O que os habitantes observam a olho nu nas margens do Oubangui, confirma Alain Loumouamou. Chefe do gabinete de estudos, investigação e aplicações do departamento de meteorologia do Congo, acaba de regressar do 19.º fórum de previsão climática da África Central, realizado em Setembro em Douala, Camarões. Ele defende o estabelecimento de um sistema de alerta precoce em todo o país: "Os instrumentos meteorológicos devem ser instalados nos departamentos, tais como pluviómetros, um sistema de marcação de limites e faróis para verificar o aumento dos níveis de água. No departamento de Likouala, as condições de precipitação acima da norma sazonal são esperados para Outubro, Novembro e Dezembro. É provável que experimentemos os mesmos cenários de 2023. Com o aumento da temperatura hoje ligado às alterações climáticas, nunca seremos poupados destes fenómenos naturais. Uma consciência acelerada pela escala das cheias do ano passado. Em Likouala, as autoridades locais estão a encorajar os residentes a afastarem-se dos bancos.

Os intervenientes humanitários também se preparam para evitar serem apanhados desprevenidos. A nível governamental, em Brazzaville, Marie-Cécile Mboukou Kimbatsa, Ministra dos Assuntos Sociais, Solidariedade e Acção Humanitária, fala sobre pensar a longo prazo. “Não podemos mais nos projetar na resiliência, nos projetamos na adaptação”, garante. “Precisamos de pensar na habitação, no tipo de práticas agrícolas que vamos implementar nestas zonas, uma vez que as populações não querem deslocar-se. Precisamos de ser capazes de criar infra-estruturas sustentáveis ​​de saúde e educação e de sermos capazes de canalizar água para permitir a secagem das áreas residenciais Mas tudo isto requer investimentos muito grandes. Estes não são investimentos que um Estado possa apoiar sozinho.

Na ausência de soluções de curto prazo, a demissão dos mais pobres
De volta a Likouala. Em Boyélé-Port, a duas horas e meia de carro ao sul de Bétou, o chefe da aldeia, Sylvestre Doli, prepara-se para pedir aos residentes que evacuem. “Ouvimos falar sobre o aquecimento global. Nós realmente não entendemos o que é. Mas vemos que quando deveria estar mais frio, está mais frio. Quando não deveria chover, chove muito e perdemos as nossas colheitas. Sofremos, mas não temos a solução”, resume.

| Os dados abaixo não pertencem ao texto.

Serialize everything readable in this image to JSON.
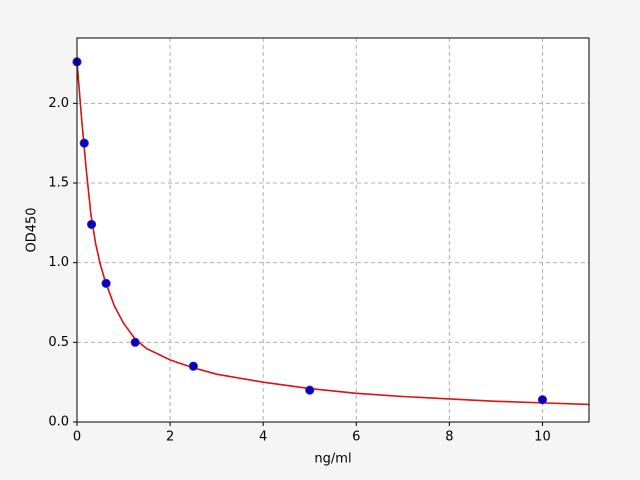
{
  "chart_data": {
    "type": "scatter",
    "xlabel": "ng/ml",
    "ylabel": "OD450",
    "xlim": [
      0,
      11
    ],
    "ylim": [
      0,
      2.41
    ],
    "xticks": [
      0,
      2,
      4,
      6,
      8,
      10
    ],
    "yticks": [
      {
        "value": 0,
        "label": "0.0"
      },
      0.5,
      {
        "value": 1,
        "label": "1.0"
      },
      1.5,
      {
        "value": 2,
        "label": "2.0"
      }
    ],
    "grid": true,
    "series": [
      {
        "mode": "markers",
        "color": "#0000cc",
        "edgecolor": "#5a2d82",
        "x": [
          0,
          0.156,
          0.3125,
          0.625,
          1.25,
          2.5,
          5,
          10
        ],
        "values": [
          2.26,
          1.75,
          1.24,
          0.87,
          0.5,
          0.35,
          0.2,
          0.14
        ]
      },
      {
        "mode": "line",
        "color": "#dd1111",
        "x": [
          0,
          0.1,
          0.2,
          0.3,
          0.4,
          0.5,
          0.6,
          0.8,
          1,
          1.25,
          1.5,
          2,
          2.5,
          3,
          4,
          5,
          6,
          7,
          8,
          9,
          10,
          11
        ],
        "values": [
          2.26,
          1.9,
          1.58,
          1.3,
          1.12,
          0.99,
          0.89,
          0.73,
          0.62,
          0.52,
          0.46,
          0.39,
          0.34,
          0.3,
          0.25,
          0.21,
          0.18,
          0.16,
          0.145,
          0.13,
          0.12,
          0.11
        ]
      }
    ]
  }
}
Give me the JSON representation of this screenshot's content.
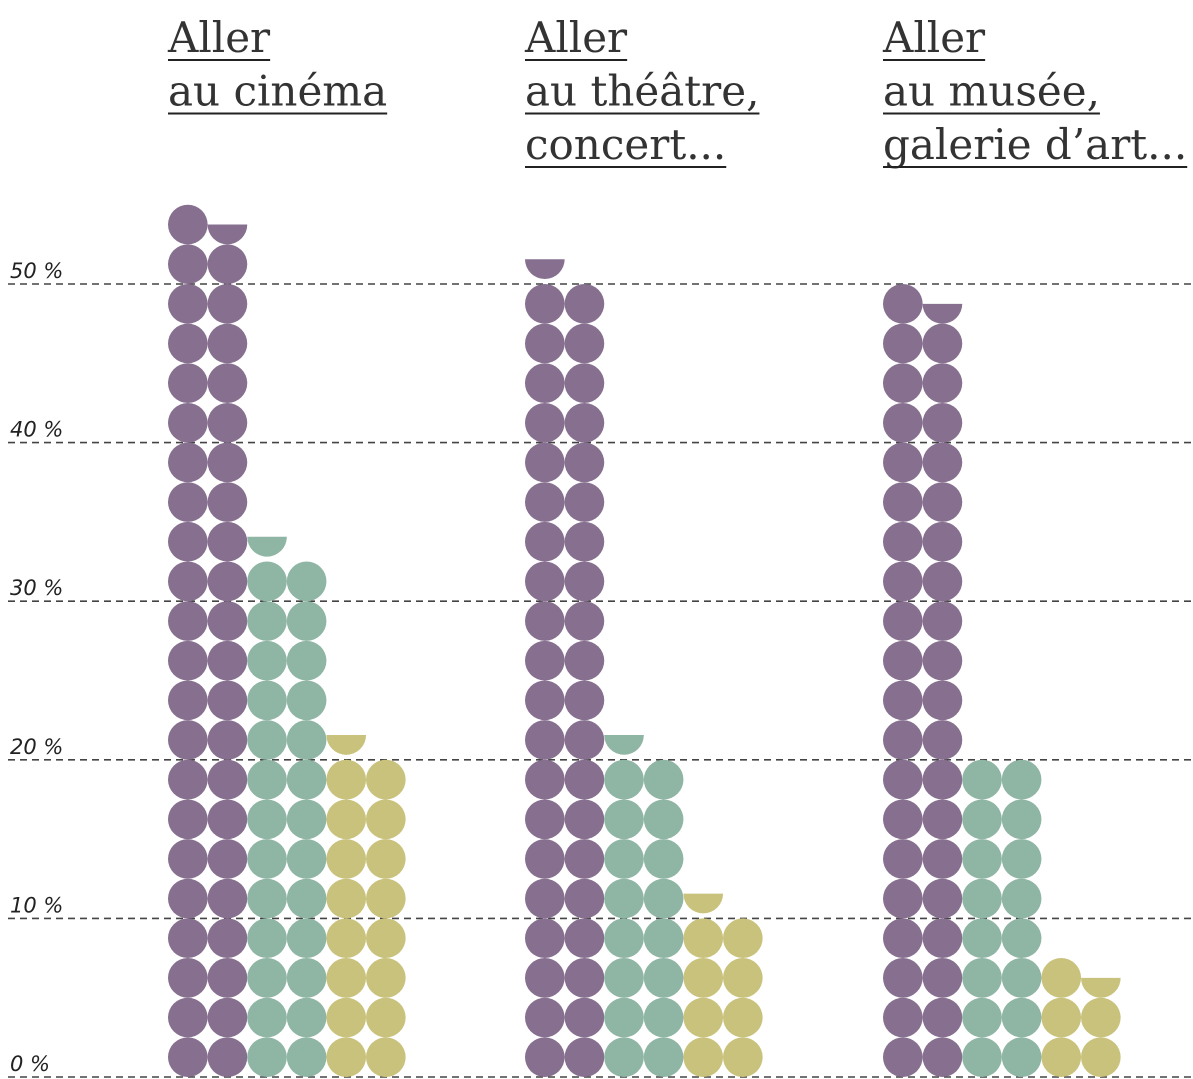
{
  "chart_data": {
    "type": "bar",
    "style": "dot-matrix (two columns of dots per bar, each dot row = 2.5 %)",
    "categories": [
      "Aller au cinéma",
      "Aller au théâtre, concert...",
      "Aller au musée, galerie d'art..."
    ],
    "category_title_lines": [
      [
        "Aller",
        "au cinéma"
      ],
      [
        "Aller",
        "au théâtre, ",
        "concert..."
      ],
      [
        "Aller",
        "au musée,",
        "galerie d’art..."
      ]
    ],
    "series": [
      {
        "values": [
          54.5,
          50.4,
          49.5
        ],
        "color": "#87708f"
      },
      {
        "values": [
          32.7,
          20.4,
          20.0
        ],
        "color": "#8fb5a4"
      },
      {
        "values": [
          20.4,
          10.1,
          7.3
        ],
        "color": "#c9c27c"
      }
    ],
    "ylim": [
      0,
      55
    ],
    "yticks": [
      0,
      10,
      20,
      30,
      40,
      50
    ],
    "ytick_labels": [
      "0 %",
      "10 %",
      "20 %",
      "30 %",
      "40 %",
      "50 %"
    ],
    "grid": true,
    "legend": "none",
    "title": "",
    "xlabel": "",
    "ylabel": ""
  }
}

Vários residentes de Likouala afirmam que desde as cheias do final de 2023, as crianças começam a chorar quando chove. Léonie Niamazongo, 62 anos, diz que ela própria foi muito afetada pelas cheias do ano passado, mas demitiu-se. “Da última vez, quando a água subiu e tivemos que partir, primeiro gerimos com os tubérculos de mandioca que nos restavam, depois utilizámos as nossas poupanças para alimentar as crianças”, diz ela. “E então, depois de um tempo, não sobrou quase nada. Tenho oito filhos e vinte netos. Desde as enchentes do ano passado, tenho dores de estômago, sinto-me tenso. Quando vejo as águas subindo, meu coração bate muito rápido.”